Platelet aggregation inhibition with glycoprotein IIb--IIIa inhibitors.
Proimos, G
Journal of thrombosis and thrombolysis. 2001;(2):99-110
Abstract
Inhibitors of the platelet receptor glycoprotein (GP) IIb--IIIa are a novel and potent class of antithrombotic drugs for the management of patients with non-ST-segment elevation acute coronary syndromes (ACS) and those undergoing percutaneous coronary intervention (PCI). Pharmacodynamic studies with three currently approved agents in this class (abciximab [ReoPro, Centocor, Inc., Malvern, Pennsylvania, and Eli Lilly & Company, Indianapolis, Indiana]; eptifibatide [INTEGRILIN, COR Therapeutics, Inc., South San Francisco, California, and Key Pharmaceuticals, Inc., Kenilworth, New Jersey]; and tirofiban HCI [Aggrastat, Merck & Co., Inc., Whitehouse Station, New Jersey]) all sought to identify dosing regimens that would establish and maintain >80 % inhibition of ex vivo platelet aggregation throughout the duration of intravenous infusion.

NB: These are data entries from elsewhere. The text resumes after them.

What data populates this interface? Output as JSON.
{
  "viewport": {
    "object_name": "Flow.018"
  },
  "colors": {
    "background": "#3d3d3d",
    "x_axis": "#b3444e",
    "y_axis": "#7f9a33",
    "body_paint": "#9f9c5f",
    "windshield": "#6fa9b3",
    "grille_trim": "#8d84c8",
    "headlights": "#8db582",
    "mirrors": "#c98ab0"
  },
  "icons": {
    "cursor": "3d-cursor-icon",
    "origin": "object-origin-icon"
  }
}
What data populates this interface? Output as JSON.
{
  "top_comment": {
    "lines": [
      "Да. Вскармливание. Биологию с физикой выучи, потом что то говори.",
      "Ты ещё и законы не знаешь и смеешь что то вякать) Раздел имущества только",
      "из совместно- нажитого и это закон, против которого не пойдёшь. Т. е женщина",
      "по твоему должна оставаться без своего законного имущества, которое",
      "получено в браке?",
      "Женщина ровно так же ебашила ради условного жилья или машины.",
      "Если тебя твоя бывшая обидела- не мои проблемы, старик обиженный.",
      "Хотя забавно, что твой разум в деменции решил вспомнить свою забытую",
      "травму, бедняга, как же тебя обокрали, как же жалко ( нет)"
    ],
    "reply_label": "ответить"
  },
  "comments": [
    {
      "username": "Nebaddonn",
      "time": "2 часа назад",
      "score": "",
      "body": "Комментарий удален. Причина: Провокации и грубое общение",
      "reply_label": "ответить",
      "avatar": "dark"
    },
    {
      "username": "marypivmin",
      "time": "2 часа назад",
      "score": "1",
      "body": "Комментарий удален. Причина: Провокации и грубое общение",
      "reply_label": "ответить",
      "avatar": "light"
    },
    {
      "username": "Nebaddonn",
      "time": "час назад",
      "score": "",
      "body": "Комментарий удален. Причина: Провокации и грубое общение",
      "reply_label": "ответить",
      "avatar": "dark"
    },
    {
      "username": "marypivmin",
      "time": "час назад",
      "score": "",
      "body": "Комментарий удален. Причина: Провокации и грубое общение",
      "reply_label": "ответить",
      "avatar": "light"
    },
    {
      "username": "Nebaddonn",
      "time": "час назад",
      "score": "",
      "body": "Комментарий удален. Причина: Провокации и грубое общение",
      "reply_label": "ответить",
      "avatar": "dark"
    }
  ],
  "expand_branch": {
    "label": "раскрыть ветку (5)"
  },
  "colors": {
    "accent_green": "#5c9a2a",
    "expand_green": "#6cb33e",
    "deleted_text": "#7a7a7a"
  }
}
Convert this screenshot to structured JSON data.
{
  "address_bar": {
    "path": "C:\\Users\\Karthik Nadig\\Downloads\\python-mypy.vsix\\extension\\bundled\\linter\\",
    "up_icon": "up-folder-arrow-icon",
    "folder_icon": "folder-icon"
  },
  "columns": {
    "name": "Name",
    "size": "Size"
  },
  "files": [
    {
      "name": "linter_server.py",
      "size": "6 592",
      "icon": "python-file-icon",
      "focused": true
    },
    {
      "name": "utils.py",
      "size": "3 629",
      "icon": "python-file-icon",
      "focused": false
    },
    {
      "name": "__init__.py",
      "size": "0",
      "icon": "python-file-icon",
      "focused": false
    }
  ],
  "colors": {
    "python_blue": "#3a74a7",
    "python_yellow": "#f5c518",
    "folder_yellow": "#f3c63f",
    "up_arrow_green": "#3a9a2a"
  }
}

Direct comparison of these prior studies is difficult, however, because the assays used different anticoagulants (sodium citrate [abciximab, tirofiban HCI] or D-phenylalanyl-L-prolyl-L-arginine chloromethyl ketone [PPACK] [eptifibatide]) and different concentrations of the platelet agonist adenosine diphosphate (ADP) (5 micromol [tirofiban HCI] or 20 micromol [abciximab, eptifibatide]). More recent work has attempted to overcome these limitations by using similar assay conditions for all GP IIb--IIIa inhibitors. These studies have indicated that the concentrations of all three agents required to provide the targeted effect for platelet inhibition are considerably higher in the presence of an anticoagulant that does not chelate calcium ions (e.g., heparin or PPACK) than in the presence of calcium-chelating anticoagulant (i.e., sodium citrate). Of the three currently approved GP IIb--IIIa inhibitors, eptifibatide is the only agent whose approved dosing is based on an ex vivo platelet aggregation assay that uses such an anticoagulant. Additionally, Kereiakes et al. have recently reported that the high levels of platelet inhibition (>80 %), using PPACK as an anticoagulant and ADP (20 micromol) as an agonist, are more consistently achieved with the approved dosing regimen of eptifibatide. The antiplatelet effect of abciximab showed more interpatient variability, whereas the median inhibition of ex vivo platelet aggregation with the approved dosing regimen for tirofiban HCl was <80 % at almost all time points during drug infusion.